REFURBISHMENT OF SURGE VESSEL

Posted: Monday 9th August 2010

As part of Essex & Suffolk’s ongoing inspection and maintenance program, Stonbury were contracted to carry out refurbishment works to one of their surge vessels. This included fitting a new manway and recoating the internal surfaces.

To begin the works a full ultrasonic thickness test was done around the area where the new manway was going to be installed. This was to determine the actual steel thicknesses. From these readings we produced design calculations to prove that the new manway met the code requirements. These where approved which allowed fabrication of the manway to start and then be installed on site.

A full internal access scaffold was erected to facilitate the internal refurbishment works. After this was installed we fully removed the existing coating system (bitumen) by grit blasting, with particular attention being paid to extract all dust and debris from the surge vessel outside into a skip without any of the debris escaping from the vessel and entering the valve house. After grit blasting was complete, a full visual inspection was carried out of the internal condition of the steel work, including ultrasonic thickness tests where they felt any loss of section has occurred. A full magnetic particle inspection test was then carried out on all the welds associated with the new manway which was passed.

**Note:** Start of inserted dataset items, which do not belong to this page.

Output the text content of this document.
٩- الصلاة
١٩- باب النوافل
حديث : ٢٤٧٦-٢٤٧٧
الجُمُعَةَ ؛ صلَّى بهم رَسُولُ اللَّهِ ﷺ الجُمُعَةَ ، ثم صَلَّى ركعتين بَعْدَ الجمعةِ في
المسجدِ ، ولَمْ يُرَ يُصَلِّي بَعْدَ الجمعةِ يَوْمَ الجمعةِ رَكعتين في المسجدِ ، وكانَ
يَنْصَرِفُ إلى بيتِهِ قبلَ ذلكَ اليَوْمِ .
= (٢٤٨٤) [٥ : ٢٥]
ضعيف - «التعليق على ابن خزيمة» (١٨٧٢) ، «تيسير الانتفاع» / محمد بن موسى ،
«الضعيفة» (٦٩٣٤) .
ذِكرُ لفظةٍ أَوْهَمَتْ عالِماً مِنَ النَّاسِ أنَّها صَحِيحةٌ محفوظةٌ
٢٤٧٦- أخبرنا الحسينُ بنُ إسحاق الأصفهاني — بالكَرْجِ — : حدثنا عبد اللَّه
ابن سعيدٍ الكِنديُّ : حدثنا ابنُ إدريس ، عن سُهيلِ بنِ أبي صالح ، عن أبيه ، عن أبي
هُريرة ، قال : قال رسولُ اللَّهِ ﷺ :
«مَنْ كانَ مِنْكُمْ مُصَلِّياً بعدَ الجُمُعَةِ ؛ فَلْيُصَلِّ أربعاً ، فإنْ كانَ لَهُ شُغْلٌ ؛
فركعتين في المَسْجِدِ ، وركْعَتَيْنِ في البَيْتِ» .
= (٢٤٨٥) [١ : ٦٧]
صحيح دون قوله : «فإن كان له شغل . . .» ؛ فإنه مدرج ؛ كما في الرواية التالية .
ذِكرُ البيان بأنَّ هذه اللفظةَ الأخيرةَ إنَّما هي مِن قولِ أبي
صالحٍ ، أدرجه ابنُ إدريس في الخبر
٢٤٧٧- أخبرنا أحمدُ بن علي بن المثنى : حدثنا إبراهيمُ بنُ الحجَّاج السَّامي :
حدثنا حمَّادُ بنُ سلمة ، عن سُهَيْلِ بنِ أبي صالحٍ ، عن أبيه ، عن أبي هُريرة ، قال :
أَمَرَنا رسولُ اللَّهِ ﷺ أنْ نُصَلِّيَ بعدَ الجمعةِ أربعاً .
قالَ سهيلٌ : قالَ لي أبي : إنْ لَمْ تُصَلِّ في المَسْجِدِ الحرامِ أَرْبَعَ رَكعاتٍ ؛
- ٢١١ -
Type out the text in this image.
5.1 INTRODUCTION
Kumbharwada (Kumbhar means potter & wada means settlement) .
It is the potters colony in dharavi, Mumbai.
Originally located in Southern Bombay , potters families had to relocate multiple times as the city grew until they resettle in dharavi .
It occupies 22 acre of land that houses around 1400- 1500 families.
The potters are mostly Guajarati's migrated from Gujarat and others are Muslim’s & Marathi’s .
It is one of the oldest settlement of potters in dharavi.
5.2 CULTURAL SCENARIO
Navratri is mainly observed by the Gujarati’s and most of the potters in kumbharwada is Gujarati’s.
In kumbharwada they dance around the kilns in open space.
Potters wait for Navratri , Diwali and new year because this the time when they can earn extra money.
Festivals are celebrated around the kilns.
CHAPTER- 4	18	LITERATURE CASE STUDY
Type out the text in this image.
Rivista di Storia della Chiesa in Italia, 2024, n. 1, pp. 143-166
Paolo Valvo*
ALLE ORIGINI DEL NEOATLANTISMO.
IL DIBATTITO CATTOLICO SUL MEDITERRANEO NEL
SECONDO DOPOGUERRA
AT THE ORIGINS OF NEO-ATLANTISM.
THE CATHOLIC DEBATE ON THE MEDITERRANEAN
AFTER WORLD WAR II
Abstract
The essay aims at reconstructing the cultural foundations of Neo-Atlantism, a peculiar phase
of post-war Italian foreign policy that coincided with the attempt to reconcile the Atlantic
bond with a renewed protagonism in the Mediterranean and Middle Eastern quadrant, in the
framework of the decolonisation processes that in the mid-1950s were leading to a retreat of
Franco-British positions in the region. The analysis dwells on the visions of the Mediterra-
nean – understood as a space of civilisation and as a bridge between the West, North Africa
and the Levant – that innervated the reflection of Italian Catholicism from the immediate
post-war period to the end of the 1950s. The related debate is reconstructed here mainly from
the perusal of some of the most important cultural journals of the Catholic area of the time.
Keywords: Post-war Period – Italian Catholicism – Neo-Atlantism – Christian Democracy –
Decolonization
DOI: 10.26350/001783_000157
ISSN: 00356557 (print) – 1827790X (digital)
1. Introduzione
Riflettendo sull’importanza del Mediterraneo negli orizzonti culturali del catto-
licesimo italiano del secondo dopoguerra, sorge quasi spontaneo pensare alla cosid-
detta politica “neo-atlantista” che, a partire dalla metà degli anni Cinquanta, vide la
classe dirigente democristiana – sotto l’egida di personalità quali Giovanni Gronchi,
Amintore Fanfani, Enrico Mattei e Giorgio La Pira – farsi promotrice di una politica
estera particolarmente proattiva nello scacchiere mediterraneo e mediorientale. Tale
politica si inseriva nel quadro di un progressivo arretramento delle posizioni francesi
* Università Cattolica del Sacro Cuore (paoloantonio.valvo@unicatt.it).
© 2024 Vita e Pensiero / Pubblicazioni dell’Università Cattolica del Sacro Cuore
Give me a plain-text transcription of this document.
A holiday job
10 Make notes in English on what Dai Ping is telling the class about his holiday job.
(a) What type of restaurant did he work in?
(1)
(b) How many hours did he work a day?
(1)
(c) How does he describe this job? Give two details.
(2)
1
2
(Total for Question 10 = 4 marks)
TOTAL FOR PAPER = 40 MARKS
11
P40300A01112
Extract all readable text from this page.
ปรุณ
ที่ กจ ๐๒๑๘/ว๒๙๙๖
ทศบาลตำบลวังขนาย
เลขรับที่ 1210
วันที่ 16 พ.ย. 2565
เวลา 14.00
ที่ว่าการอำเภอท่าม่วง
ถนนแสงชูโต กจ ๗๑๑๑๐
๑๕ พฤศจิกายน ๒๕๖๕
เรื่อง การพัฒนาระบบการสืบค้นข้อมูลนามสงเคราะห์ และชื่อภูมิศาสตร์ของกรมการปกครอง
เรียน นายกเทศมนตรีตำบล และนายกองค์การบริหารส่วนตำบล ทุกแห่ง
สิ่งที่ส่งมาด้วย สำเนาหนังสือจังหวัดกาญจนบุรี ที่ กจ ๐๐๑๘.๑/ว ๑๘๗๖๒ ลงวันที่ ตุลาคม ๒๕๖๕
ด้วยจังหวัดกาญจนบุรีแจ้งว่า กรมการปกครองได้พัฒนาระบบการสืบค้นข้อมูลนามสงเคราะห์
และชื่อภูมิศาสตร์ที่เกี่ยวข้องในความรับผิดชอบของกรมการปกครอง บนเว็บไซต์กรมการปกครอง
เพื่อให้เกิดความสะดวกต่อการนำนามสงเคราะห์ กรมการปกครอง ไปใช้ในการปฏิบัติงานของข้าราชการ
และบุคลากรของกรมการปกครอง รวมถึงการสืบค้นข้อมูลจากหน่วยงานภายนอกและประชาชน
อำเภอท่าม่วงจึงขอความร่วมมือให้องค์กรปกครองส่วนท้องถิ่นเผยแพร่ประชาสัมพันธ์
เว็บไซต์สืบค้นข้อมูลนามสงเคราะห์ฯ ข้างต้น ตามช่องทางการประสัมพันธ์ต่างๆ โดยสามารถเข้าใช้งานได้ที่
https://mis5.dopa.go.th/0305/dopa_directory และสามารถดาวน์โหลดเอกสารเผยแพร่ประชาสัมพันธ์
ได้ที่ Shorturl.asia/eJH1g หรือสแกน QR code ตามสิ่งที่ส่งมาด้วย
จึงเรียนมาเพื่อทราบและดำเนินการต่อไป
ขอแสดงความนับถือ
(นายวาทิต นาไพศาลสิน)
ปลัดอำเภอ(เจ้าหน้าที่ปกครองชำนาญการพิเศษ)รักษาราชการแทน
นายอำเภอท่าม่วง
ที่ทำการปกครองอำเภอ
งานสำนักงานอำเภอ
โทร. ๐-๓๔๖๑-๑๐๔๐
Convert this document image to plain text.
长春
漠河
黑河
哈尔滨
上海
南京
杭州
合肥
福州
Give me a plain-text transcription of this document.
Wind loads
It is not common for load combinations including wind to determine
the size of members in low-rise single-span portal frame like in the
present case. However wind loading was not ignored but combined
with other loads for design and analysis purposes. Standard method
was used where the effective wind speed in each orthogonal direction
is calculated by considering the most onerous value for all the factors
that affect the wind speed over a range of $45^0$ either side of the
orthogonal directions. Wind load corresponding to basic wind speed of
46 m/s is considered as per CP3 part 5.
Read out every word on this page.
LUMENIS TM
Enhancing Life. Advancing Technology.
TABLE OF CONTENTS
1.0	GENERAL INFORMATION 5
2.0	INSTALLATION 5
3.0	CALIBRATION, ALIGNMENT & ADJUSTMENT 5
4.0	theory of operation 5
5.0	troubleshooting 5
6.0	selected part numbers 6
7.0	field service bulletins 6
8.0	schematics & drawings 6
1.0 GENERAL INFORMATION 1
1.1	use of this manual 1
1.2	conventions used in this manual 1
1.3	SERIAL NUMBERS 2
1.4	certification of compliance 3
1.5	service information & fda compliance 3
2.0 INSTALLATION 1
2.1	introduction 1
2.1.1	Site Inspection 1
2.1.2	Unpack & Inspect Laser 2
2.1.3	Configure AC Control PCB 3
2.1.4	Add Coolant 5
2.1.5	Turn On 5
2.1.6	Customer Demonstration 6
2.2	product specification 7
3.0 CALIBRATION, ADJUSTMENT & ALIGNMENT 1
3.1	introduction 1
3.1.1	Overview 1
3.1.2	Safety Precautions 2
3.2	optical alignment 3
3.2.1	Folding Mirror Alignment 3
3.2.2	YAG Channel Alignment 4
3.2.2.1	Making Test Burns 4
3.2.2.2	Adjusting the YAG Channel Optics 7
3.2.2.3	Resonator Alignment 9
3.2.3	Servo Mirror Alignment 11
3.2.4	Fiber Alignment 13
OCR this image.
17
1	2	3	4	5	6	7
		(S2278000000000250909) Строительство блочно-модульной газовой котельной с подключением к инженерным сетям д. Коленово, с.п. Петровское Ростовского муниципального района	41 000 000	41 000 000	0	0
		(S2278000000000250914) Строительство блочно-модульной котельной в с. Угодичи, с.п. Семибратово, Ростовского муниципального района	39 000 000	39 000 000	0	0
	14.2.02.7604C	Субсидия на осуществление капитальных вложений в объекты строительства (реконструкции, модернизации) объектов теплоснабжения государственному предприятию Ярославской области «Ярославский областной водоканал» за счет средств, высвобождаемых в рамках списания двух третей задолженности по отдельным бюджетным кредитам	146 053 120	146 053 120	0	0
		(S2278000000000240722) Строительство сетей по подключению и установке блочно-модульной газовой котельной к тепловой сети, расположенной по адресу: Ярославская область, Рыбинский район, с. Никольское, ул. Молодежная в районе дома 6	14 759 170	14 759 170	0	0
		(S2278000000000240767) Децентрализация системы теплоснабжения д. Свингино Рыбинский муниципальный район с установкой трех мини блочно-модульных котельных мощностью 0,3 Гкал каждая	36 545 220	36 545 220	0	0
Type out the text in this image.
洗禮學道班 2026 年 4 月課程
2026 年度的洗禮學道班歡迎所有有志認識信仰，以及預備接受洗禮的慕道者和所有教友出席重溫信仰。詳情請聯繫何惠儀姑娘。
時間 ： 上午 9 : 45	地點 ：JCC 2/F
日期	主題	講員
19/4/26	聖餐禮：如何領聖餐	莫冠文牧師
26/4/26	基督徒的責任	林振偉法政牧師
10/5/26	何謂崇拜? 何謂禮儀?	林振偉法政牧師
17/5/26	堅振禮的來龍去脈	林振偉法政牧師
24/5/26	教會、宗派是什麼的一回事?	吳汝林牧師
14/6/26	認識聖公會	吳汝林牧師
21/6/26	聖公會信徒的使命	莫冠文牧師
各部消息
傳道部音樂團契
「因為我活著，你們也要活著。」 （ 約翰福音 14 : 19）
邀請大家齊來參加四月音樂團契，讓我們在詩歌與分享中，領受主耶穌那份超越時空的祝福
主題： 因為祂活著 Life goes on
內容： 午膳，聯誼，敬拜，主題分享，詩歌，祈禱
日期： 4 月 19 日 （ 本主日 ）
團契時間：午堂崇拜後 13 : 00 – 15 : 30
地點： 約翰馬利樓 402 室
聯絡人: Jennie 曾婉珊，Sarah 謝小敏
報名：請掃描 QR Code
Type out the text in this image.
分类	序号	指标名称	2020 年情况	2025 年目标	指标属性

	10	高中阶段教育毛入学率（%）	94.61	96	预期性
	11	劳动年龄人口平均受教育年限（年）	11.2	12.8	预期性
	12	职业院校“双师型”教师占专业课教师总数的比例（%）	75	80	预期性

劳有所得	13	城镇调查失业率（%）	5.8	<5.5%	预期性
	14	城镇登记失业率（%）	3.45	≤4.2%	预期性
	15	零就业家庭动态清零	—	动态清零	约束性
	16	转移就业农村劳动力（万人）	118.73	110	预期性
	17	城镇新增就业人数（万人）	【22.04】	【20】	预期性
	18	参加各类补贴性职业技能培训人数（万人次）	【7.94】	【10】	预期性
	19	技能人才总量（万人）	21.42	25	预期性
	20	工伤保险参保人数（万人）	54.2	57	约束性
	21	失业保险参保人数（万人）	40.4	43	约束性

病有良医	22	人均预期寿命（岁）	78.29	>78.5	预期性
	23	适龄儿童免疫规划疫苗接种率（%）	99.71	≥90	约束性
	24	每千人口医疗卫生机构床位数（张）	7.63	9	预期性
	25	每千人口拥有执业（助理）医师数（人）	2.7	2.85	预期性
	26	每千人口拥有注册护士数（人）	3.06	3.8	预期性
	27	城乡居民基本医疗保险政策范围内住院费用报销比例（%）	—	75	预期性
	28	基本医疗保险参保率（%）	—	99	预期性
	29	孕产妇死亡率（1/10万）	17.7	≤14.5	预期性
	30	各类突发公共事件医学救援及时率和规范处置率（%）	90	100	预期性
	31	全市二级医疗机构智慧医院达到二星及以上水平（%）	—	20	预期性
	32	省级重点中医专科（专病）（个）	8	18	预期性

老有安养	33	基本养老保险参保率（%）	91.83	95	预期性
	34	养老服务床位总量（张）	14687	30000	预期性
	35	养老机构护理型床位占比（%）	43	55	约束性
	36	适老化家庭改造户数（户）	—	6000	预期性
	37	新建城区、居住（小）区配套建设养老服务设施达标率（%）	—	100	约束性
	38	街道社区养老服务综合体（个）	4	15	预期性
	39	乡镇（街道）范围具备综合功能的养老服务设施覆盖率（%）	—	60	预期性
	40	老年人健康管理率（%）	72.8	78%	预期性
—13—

The scaffolding was then removed with all external connections to the vessel isolated and blanked off. The vessel was filled with water, gradually vented of air and brought up to the required pressure for its test. This was witnessed and passed by the third party insurers. The vessel was then drained and scaffolding was re-erected and allowed to fully dry. The internal surfaces of the vessel where then coated with a solvent free urethane to a minimum dry film thickness (D.F.T) of 1000 microns (1mm) to give a maintenance free life of 20 years. Scaffolding was then dismantled and all external connections where re-fitted.

After seven days of the product curing, the vessel was sterilised and the manway was closed. Any external areas of the vessel (around the newman way) where coated with a solvent free epoxy to a minimum D.F.T of 500 microns. This in turn was coated with a polyurethane top coat to match the existing colour and then the vessel was then returned to service.